さらに言えば、ナベ先生のスタイル、ギャグとシリアスを極端に混ぜている事が、評価を真っ二つに。弟子の僕が言うのもなんですが、ナベ先生は正直、アーティストのタイプじゃないし、テクニシャンの系統でもない。突っ込もう、揚げ足取ろうと思ったら、隙だらけです。

お話としても、途中、中だるみが起きている感は否めません。

でもね。近くで見ていたからというだけではなく。この作品には、そんな弱点を補って余りある物が込められていると思うのです。

どれだけ、漫画に対して純粋でいられるか。

どれだけ、自分の作品を愛して、誠実に向き合えるか。

それは好きな人にとってはかけがえの無い物となり、その作品をその人にとって、唯一無二の物にすると思うのです。

テクニックは確かに大切だけど、それだけじゃない。込められた魂が重要だ。魂と魂が惹かれあったとき、作品と読者との間に、固い絆が生まれるんだ。

そういう事を感じさせてくれる作品でした。
ーーー

 まさしくハーメルはその通りだな……って感じですよね。いわば素人的な感性とさえも言えてしまうかのような漫画に対するあまりにも一途な姿勢。
 その一途な姿勢を変化させ、描きたい漫画を描くのではなく、上手い漫画を描くようにならなくては漫画家として致命傷だと思うのですが、しかしハーメルの精神性(文学性)における名作としての価値は、いわば現代のオタク的感性に毒された人間には決して描けないという意味でかなり重要ですよね。そしてその精神性というものが手塚治作品のように一般的文学に密接に結びついているのではなく、まさしく作者という一人間の内面にのみ深く結びついているというところに重要な価値と示唆と発見があり、また作者の作品がハーメル以外全く売れないという理由がある。

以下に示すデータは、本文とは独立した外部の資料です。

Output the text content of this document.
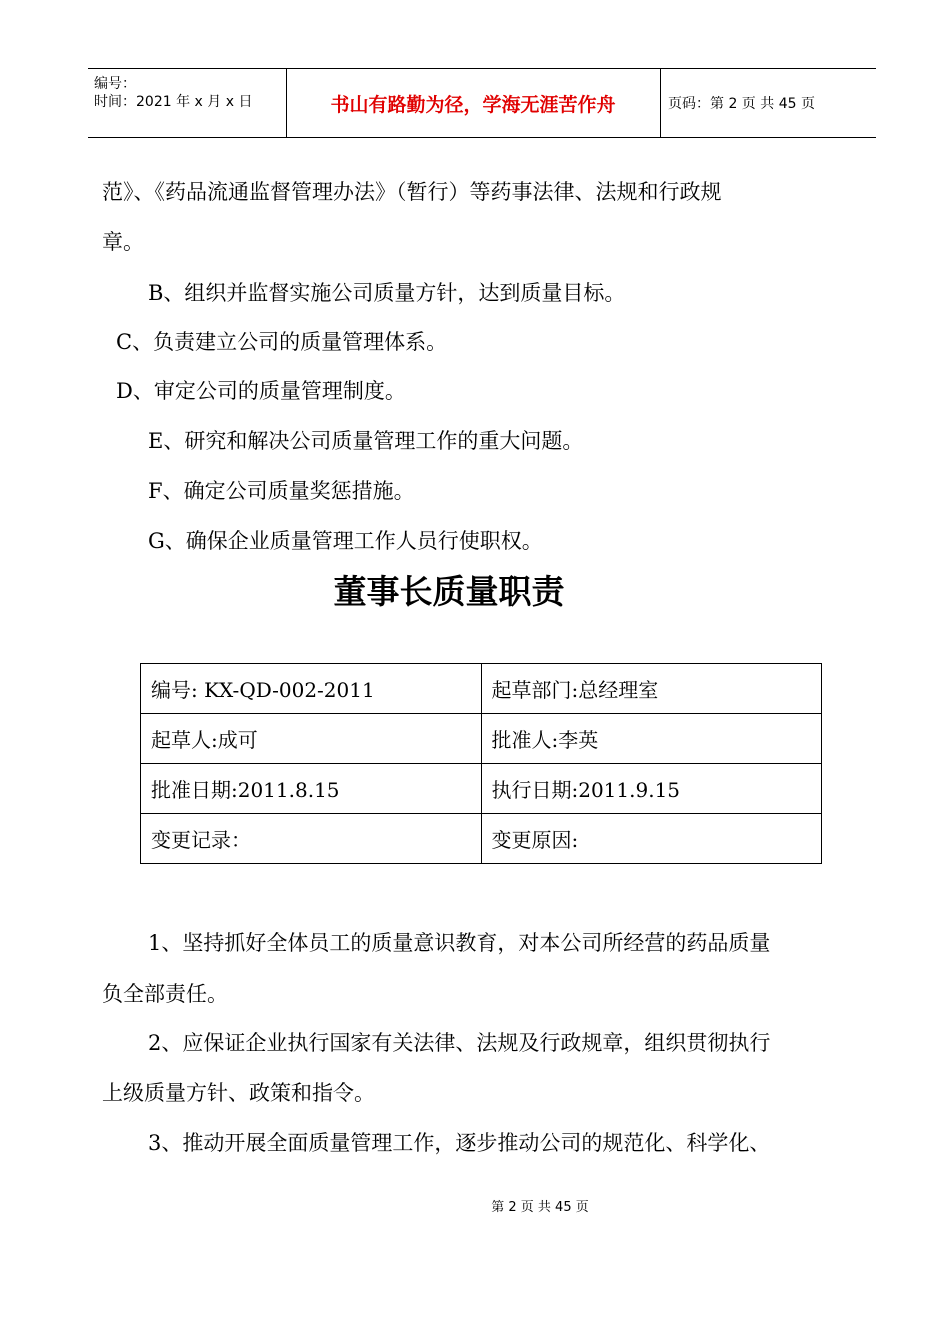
编号：
时间：2021 年 x 月 x 日	书山有路勤为径，学海无涯苦作舟	页码：第 2 页 共 45 页
范》、《药品流通监督管理办法》（暂行）等药事法律、法规和行政规
章。
B、组织并监督实施公司质量方针，达到质量目标。
C、负责建立公司的质量管理体系。
D、审定公司的质量管理制度。
E、研究和解决公司质量管理工作的重大问题。
F、确定公司质量奖惩措施。
G、确保企业质量管理工作人员行使职权。
董事长质量职责
编号: KX-QD-002-2011	起草部门:总经理室
起草人:成可	批准人:李英
批准日期:2011.8.15	执行日期:2011.9.15
变更记录：	变更原因:
1、坚持抓好全体员工的质量意识教育，对本公司所经营的药品质量
负全部责任。
2、应保证企业执行国家有关法律、法规及行政规章，组织贯彻执行
上级质量方针、政策和指令。
3、推动开展全面质量管理工作，逐步推动公司的规范化、科学化、
第 2 页 共 45 页
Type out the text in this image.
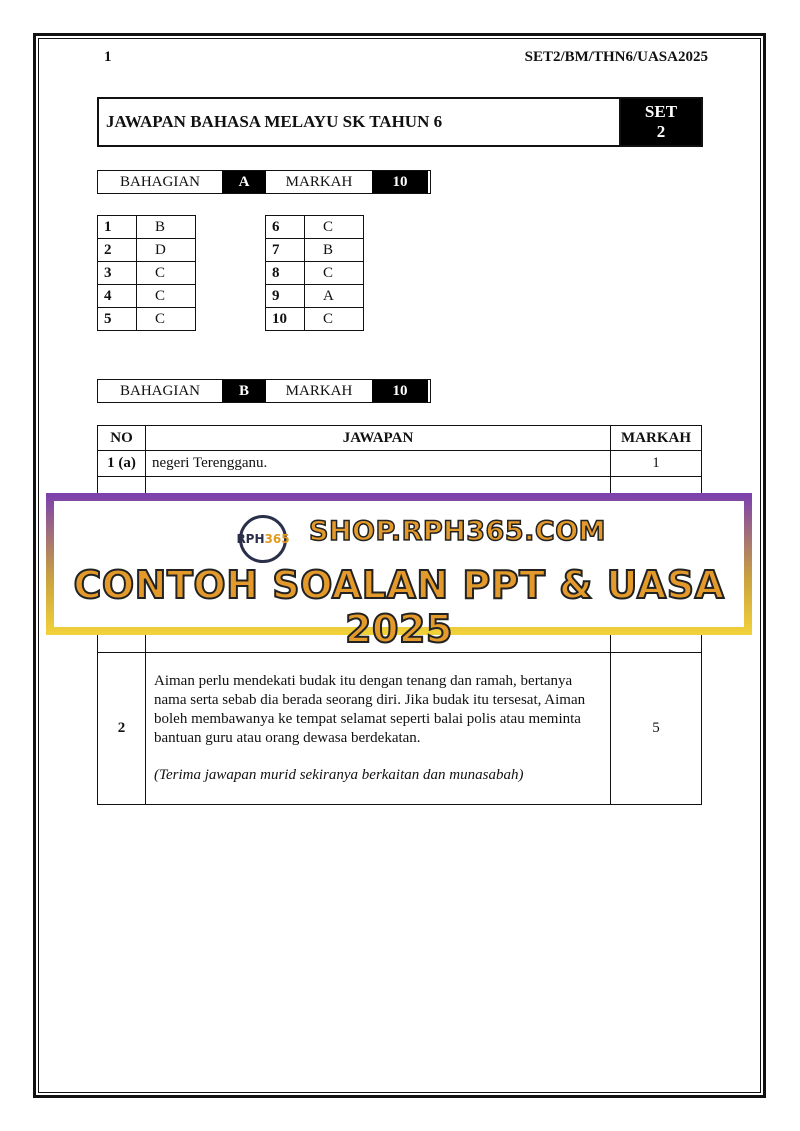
1	SET2/BM/THN6/UASA2025
JAWAPAN BAHASA MELAYU SK TAHUN 6
SET
2
BAHAGIAN	A	MARKAH	10
1	B
2	D
3	C
4	C
5	C
6	C
7	B
8	C
9	A
10	C
BAHAGIAN	B	MARKAH	10
NO	JAWAPAN	MARKAH
1 (a)	negeri Terengganu.	1

2	Aiman perlu mendekati budak itu dengan tenang dan ramah, bertanya nama serta sebab dia berada seorang diri. Jika budak itu tersesat, Aiman boleh membawanya ke tempat selamat seperti balai polis atau meminta bantuan guru atau orang dewasa berdekatan.

(Terima jawapan murid sekiranya berkaitan dan munasabah)	5
RPH 365 SHOP.RPH365.COM
CONTOH SOALAN PPT & UASA 2025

 ほんとうに渡辺道明はハーメル以外描くものがないんだろうな……、とこの総括のコメントを見て思い、なるほどそれはそれで本気で頑張ったのだからいいのかもしれない、と思ったというわけでした。
5月17日

 今日の礼拝で、結構重要なところのお祈り(日本の救い、世界宣教のための祈り)をはじめて牧師さんに指名されたのですが、後で老齢のクリスチャンの方が柔和の微笑を浮かべながら「あなたのお祈り、とっても良かったよ。しっかり勉強してるんだねえ」と褒めてくれましたので、これがまた恐縮するばかりでございます、とお殿様に土下座してひれ伏すという感じでひれ伏してしまいました。

 まさに塾の行き帰り、自転車に乗りながら颯爽と主の祈りと使徒信条と個人的祈りを無限ループで呟いていたお陰だなって思うのですが、しかしやはり自分の一番の関心が全世界におけるノンクリスチャンの救済(≒全人間の救済)なので比較的本心から祈りやすい、というところもありました。

 あるいは峰FくんやO山さんやらといつもキリスト教のお話をさせていただいているお陰でもあります。彼らノンクリスチャンはイエス・キリストの存在こそ知っておりますが思いは知らず、そして思いを知られてもイエスの愛を信じる意義を見出せない……。われわれクリスチャンは主イエスの存在ではなく思いと愛を知らせ、そして彼らの良心の葛藤や、罪を行ってしまったことの罪悪感からの解放を――そして存在としてのまったき救済を願うのみなのでございます。



 で、お祈りを継続してなんとなく分かってきたのですが、お祈りというものは無為に呟いても全く意味がなく、まさしく主が眼前に佇んでいると想定しながら主に対して言葉を投げかけることが重要なんですね。
 主よ! と決して応答しない主に向かって、しかし主よ! と呼びかけることに意味があり、その訴えに具体性が加味される。つまるところ現実感をもちつつ、身体性を維持しつつ、ある種の観念的真理に肉薄することができる……。

 呼びかけを意識しないと、自然と声が小さくなって内面にこもってしまい、それはえてして他者に理解されない独善的祈りに陥ってしまいます。お祈りというのは、ある意味神さまと、そしてその場に同席している人間たちに聞かせるための言葉でもあるのです。
 祈りは一人で祈るものではなく、すべての存在とともに祈るものであり――この世の全存在が神に向かって叫ぶ賛美であり――それを代表してわれわれ個人が祈るのであり――そのためにも神を崇める存在としての一体感を重要視すべきだ。というようなことを思った次第でございます。



 相変わらず社会から隔絶している日記で、何をして生きているのか自分でも謎になってくるのですが、今日はそんなことを思ったというわけでした。

 あとノンクリスチャンの学生が部活があるにも関わらず礼拝を休まず、7時半から早朝礼拝をしたことに対して尊敬の念を禁じえなかった……というところです。学生のうちからそこまでの信仰をもつことのできる一般人は、やはり文学好きなだけあって神秘的な精神世界を好むんだろうな、という感じでございます!